Um sopro

"Tenho medo de escrever. É tão perigoso. Quem tentou, sabe. Perigo de mexer no que está oculto - e o mundo não está à tona, está oculto em suas raízes submersas em profundidades do mar. Para escrever tenho que me colocar no vazio. Neste vazio é que existo intuitivamente." (Clarice Lispector)

Almas com almas

terça-feira, 12 de janeiro de 2010

Conversando com a Natureza?

Naquela efervescência da natureza na mulher, imiscuída de escuro e de árvores, uma voz despontou:

_ Olá, minha filha, sou eu, sua Mãe.

­_ O quê? Eu não tenho mãe.

_ Justamente por isso é que sou Mãe de todos vocês.

_ Você é a Natureza falando?

_ Não sei, e tomara que eu não saiba. Sou Mãe, e basta.

_ Ora, mas o mundo não nasceu – ele foi criado. Criar qualquer um cria: homem, criança, joão-de-barro.

_ Eu sei disso. Sou Mãe porque cuido. Sempre que uma mulher foi cuidadosa com as coisas. Depois da Criação, me chamaram para cuidar do Universo.

_ E você é mãe biológica ou Mãe Gentil?

_ Não seja piadista, menina.

_ É que está uma noite tão bonita e agradável que não quero sermões.

_ Mas não vim dizer sermão. Vim trazer novidades. Suponha que eu seja como a tal voz vinda da sarça ardente.

_ Ah, era só o que me faltava. Sei bem de onde você vem, devo estar delirando, devo ter sido arrebatada por algum espírito que vaga por essas florestas, coisas do folclore, e, por mais que eu diga não ao folclore, meu inconsciente gosta de zombar comigo.

_ Que grosseria!

_ Pois eu prefiro ficar em silêncio. Se você é mãe para sempre linda, e para sempre azul nos olhos, mãe de amor imenso, céu e mar, e pôr-do-sol na praia, porque olhar o mar de tarde e respirar sal calmo é estar do seu lado, respirando vida, respirando meu lar, de onde vim, do seu silêncio interno e mágico e quente; se é tudo isso, não me diga nada, fique somente aí onde está.

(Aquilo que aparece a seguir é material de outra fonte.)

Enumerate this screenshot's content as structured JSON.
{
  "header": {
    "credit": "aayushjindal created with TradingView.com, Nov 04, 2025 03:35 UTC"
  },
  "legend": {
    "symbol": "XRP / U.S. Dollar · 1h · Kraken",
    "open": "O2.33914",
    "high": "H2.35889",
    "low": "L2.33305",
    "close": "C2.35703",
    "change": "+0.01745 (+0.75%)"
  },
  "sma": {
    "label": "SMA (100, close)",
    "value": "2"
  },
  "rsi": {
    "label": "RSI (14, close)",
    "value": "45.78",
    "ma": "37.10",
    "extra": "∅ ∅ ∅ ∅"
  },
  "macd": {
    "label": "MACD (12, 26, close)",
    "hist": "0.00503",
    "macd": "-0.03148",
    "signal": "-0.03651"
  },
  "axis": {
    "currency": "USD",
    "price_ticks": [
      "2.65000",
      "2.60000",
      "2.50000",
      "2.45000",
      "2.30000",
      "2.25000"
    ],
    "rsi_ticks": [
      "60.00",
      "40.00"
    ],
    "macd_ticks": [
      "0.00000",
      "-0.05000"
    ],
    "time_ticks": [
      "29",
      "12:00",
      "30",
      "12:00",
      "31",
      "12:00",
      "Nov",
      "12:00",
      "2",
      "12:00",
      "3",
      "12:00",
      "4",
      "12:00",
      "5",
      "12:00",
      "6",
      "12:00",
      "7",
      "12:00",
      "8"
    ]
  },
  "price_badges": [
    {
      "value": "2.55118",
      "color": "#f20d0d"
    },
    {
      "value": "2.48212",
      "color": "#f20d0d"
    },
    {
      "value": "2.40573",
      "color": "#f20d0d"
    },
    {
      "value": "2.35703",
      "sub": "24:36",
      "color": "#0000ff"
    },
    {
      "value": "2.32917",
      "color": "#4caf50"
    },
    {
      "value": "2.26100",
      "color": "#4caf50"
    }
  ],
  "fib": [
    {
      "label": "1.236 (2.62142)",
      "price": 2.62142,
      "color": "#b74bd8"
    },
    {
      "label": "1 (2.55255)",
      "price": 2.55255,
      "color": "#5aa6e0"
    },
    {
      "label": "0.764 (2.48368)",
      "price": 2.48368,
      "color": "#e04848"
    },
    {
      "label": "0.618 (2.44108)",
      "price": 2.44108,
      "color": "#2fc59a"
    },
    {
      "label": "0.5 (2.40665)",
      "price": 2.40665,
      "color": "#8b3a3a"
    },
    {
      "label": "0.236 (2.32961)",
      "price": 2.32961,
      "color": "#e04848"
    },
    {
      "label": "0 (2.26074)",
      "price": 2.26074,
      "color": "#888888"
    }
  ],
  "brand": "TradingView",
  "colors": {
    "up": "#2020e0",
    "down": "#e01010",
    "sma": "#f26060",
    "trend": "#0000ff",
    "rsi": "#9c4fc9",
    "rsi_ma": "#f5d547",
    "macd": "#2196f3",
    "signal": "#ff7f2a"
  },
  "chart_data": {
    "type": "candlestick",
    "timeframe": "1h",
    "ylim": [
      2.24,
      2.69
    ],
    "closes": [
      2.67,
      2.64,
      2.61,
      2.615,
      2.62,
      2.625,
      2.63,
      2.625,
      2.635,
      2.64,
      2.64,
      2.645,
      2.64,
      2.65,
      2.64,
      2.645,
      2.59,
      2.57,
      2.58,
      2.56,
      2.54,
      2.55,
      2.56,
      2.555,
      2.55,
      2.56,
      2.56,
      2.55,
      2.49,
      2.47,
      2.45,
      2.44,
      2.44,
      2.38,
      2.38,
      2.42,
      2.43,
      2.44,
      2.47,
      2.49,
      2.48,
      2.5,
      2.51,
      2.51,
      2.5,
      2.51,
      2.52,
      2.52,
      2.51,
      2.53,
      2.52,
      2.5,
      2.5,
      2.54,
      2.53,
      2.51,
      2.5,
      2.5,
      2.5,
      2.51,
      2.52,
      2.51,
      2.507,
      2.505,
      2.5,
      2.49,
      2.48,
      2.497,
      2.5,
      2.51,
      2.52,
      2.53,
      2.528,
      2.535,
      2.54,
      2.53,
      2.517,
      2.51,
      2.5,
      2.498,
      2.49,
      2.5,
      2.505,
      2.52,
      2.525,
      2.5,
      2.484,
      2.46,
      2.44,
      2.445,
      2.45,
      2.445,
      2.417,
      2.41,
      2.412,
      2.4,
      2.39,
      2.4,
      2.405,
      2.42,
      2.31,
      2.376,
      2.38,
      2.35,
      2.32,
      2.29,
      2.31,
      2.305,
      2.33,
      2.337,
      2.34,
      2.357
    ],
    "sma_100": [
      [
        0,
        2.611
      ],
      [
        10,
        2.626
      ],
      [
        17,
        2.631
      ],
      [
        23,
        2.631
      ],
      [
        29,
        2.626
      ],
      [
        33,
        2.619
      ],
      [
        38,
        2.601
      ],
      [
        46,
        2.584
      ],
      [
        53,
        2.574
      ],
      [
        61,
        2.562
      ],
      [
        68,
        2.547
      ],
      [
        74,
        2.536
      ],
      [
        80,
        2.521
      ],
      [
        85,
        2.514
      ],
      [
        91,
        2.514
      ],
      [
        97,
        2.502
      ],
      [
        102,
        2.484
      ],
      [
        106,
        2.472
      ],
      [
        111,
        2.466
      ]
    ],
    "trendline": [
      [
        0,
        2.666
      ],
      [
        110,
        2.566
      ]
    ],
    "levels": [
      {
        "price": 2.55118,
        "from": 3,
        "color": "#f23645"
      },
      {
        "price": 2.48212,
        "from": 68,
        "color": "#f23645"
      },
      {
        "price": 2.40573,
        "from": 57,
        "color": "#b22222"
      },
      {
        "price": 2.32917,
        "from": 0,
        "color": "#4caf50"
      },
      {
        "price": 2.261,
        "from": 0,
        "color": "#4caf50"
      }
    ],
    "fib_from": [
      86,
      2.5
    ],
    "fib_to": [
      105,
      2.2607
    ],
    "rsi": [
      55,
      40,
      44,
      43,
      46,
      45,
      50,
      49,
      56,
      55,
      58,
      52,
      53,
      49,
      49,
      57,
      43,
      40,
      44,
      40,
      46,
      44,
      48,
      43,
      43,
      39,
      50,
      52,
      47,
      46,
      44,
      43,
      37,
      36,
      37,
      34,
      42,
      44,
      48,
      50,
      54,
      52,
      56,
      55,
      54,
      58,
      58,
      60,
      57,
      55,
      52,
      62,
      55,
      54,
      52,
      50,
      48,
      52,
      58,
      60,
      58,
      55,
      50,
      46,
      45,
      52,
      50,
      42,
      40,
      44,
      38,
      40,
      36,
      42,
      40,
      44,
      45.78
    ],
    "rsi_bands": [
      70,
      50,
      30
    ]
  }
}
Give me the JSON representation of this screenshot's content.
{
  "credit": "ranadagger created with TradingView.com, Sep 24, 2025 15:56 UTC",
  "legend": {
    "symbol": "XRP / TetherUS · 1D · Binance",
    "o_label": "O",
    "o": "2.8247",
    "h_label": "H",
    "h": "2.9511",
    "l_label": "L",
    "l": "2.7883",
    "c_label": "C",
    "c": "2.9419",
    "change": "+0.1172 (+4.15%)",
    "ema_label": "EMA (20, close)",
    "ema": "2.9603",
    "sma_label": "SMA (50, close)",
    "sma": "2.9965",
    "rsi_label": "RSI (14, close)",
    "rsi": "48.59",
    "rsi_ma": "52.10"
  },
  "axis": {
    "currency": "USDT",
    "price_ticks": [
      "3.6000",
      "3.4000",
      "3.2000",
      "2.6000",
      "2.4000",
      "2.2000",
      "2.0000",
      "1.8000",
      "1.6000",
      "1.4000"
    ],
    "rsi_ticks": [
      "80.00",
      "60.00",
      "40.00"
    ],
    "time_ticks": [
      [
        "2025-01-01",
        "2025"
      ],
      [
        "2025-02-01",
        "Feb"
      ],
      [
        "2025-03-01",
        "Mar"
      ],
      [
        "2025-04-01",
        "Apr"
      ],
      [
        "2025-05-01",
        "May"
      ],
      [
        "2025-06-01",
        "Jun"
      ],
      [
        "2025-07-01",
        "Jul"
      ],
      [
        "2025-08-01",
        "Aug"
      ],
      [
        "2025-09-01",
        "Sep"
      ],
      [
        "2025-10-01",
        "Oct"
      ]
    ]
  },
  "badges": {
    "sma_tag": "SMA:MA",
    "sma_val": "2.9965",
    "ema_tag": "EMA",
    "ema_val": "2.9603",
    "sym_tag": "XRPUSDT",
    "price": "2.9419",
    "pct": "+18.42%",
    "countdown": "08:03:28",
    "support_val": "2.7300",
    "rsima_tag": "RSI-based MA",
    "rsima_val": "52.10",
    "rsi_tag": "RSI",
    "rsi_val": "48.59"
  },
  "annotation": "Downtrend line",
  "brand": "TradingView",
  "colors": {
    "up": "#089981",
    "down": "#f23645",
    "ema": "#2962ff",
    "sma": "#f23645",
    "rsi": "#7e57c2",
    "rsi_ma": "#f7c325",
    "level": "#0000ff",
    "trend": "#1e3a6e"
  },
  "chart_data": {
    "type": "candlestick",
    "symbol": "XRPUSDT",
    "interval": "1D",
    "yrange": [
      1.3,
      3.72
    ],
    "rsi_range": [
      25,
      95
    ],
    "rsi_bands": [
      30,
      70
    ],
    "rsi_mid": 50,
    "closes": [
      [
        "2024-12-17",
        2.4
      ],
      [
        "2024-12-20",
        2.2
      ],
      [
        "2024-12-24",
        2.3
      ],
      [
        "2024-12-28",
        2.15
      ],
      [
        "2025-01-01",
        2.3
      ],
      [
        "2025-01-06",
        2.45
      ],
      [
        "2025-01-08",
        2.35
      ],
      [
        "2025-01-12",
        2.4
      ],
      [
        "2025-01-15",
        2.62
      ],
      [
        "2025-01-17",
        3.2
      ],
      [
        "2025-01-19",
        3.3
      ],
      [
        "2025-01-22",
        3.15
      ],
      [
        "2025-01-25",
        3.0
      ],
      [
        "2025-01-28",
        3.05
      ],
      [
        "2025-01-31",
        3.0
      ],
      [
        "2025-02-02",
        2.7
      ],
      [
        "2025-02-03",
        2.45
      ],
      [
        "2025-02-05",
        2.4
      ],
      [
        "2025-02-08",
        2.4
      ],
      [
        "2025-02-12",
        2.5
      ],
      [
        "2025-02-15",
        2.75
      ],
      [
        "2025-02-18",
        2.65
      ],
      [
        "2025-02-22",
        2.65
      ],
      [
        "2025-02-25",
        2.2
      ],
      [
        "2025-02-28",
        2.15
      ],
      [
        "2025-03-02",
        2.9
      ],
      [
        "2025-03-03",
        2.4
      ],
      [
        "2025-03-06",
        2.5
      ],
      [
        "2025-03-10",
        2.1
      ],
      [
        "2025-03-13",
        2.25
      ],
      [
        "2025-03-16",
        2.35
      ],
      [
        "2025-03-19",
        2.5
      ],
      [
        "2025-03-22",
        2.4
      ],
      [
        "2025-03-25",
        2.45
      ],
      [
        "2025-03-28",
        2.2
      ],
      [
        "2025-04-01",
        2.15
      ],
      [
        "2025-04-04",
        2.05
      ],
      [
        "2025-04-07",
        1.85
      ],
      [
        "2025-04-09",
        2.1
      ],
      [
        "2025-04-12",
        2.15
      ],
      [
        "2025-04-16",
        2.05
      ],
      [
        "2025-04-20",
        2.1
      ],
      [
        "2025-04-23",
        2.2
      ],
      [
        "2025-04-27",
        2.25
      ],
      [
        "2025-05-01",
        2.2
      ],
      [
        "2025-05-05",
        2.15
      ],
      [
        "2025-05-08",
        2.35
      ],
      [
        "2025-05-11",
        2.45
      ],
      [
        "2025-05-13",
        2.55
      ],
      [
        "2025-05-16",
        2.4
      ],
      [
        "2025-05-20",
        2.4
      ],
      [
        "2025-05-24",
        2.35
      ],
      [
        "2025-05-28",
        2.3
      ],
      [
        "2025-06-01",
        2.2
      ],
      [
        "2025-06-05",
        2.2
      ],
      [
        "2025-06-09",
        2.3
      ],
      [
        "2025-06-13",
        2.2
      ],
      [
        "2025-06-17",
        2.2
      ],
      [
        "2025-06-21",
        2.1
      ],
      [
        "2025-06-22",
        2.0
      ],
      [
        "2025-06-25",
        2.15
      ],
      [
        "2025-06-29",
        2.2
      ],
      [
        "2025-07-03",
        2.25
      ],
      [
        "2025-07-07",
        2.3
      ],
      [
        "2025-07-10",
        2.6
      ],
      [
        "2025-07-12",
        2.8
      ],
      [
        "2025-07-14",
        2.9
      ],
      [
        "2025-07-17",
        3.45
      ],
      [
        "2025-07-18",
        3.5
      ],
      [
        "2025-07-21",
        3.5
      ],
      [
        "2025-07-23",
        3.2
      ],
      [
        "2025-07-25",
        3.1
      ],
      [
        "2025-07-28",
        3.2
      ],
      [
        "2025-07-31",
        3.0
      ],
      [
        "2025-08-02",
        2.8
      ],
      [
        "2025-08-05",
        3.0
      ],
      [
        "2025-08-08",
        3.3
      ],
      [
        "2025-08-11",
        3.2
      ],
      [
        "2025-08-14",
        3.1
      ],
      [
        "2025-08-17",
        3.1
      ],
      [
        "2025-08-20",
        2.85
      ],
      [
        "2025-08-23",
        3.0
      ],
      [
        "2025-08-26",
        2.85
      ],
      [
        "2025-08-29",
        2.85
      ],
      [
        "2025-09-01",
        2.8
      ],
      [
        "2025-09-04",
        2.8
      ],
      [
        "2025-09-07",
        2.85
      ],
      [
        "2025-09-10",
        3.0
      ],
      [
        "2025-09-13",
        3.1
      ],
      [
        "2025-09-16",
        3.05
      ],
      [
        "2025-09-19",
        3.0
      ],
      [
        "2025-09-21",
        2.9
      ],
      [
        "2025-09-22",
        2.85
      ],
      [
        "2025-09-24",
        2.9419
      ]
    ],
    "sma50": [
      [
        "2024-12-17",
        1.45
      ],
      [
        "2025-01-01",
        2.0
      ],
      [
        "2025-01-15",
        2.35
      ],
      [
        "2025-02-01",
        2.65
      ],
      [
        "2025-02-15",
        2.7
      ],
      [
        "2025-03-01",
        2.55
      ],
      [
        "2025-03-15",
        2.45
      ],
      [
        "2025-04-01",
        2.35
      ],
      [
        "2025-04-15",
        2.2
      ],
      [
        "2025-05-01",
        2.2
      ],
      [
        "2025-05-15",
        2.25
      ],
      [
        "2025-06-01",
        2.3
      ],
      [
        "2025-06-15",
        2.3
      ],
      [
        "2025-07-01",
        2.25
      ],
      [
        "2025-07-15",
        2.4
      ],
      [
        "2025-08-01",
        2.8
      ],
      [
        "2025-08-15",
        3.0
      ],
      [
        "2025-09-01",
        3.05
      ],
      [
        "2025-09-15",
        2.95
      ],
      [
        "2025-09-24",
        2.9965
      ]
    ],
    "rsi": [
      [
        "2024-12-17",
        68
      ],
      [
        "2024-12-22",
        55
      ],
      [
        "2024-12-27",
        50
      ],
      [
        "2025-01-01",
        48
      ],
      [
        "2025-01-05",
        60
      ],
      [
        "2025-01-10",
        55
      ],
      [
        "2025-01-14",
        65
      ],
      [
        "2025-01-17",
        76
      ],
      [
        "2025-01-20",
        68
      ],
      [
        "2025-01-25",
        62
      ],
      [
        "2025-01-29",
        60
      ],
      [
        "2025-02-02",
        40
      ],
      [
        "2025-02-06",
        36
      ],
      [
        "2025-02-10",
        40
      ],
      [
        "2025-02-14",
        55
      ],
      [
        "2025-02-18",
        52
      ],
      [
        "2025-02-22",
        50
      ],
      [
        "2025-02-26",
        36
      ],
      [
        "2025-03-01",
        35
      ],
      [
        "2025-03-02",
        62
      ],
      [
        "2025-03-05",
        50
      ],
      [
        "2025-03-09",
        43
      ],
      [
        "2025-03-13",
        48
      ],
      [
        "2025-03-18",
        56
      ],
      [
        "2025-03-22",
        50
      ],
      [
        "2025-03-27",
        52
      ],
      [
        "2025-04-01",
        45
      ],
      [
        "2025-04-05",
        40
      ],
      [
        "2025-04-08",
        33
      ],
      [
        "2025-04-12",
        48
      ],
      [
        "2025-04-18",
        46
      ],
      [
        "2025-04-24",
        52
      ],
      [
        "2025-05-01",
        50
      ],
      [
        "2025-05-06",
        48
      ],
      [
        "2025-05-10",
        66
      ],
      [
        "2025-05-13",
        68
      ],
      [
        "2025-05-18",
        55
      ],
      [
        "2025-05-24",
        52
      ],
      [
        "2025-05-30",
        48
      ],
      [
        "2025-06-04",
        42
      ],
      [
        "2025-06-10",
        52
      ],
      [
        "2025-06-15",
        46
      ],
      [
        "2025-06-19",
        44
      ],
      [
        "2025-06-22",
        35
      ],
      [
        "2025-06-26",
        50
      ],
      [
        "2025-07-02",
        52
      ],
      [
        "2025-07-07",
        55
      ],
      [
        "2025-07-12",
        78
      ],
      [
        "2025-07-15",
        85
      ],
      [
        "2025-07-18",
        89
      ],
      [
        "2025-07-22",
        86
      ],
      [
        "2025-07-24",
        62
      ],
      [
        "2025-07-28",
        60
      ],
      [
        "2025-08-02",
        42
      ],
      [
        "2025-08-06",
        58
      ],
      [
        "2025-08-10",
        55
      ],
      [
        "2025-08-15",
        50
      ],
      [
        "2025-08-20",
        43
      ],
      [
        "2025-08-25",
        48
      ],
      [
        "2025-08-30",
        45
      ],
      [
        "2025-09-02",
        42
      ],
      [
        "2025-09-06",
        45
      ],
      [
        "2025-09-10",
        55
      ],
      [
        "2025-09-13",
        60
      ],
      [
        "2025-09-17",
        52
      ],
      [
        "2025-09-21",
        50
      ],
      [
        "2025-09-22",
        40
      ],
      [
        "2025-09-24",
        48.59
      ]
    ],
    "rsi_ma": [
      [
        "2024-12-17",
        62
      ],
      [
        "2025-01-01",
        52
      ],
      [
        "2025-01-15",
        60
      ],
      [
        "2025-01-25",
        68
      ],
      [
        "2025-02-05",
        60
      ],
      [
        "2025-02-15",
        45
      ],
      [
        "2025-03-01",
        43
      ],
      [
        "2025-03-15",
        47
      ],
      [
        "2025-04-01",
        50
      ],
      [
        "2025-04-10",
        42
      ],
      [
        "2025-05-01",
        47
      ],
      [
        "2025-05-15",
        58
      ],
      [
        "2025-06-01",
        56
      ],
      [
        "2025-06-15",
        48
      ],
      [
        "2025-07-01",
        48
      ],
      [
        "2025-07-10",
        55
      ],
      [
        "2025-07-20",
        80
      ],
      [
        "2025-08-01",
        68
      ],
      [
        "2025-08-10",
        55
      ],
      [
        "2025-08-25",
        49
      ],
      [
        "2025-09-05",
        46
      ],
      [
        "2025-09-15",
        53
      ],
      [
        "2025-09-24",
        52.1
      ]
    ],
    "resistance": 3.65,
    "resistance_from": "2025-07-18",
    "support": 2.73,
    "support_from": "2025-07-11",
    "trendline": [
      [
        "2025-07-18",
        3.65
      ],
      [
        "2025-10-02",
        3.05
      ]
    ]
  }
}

_ Eu sou um silêncio que fala.

_ Então me diga se sou tão humana.

_ Você é humana assim como eu sou silêncio. É o nosso pacto com a vida. Todas as maravilhas e todos os infortúnios que nos acontecem são acidentes porque transitamos nas mesmas direções. O mundo é uma bela tragédia! E eu só faço dirigir esses espetáculos para que não passem mesmo de uma representação artística, senão o trágico perde a graça, e todos podem morrer.

_ Você é mãe dos tolos.

_ E como sou! Sou Mãe de quem aprende que a tolice move todas as coisas.

_ Oh, mãezinha! Será que minha vida inteira passará nesses termos de escritor barroco?

_ É a Natureza que escreve e lê, minha filha – nossas imagens mais duradouras só podem ser encontradas na literatura.

Depois de uma pausa para reflexão, como num escritório se faz uma pausa para o café, a voz prosseguiu:

­_ Sem mais delongas: sabe quem eu sou de verdade? Eu sou aquele escuro que você um dia buscou numa maçã repartida.

_ Pois eu pensava que o escuro daquela maçã me havia escapado para sempre.

_ Acontece que um ou outro ser humano fica sabendo de um escuro intocável. Saia desta encosta glorificada, Virgínia – só Shakespeare fez semelhante revelação aos seus personagens. Nem aquela que pariu o Cristo jamais ouviu o que te digo hoje, em palavras e em gestos.

Diante da voz, Virgínia chorou e sangrou entre as pernas, arrefecendo-se diante dela. Oh, mas isto é muito funesto! Tal voz só podia ser algum demônio! O espírito daquele pintor morto? “Levanta-te. Tu não precisas saber desse escuro – é uma luz perdida, uma luz fugida, uma luz rebelde. Ela não te pertence, e, sim, tu tens razão, tal escuro que procuraste um dia nos escapa eternamente, esta voz que te diz onde achá-lo, pois se é algo que domina a tua linguagem e o teu entendimento, então só pode ser uma balela. Vamos, levanta-te, e anda daqui! Nada que fala através do entendimento humano faz parte do sagrado!”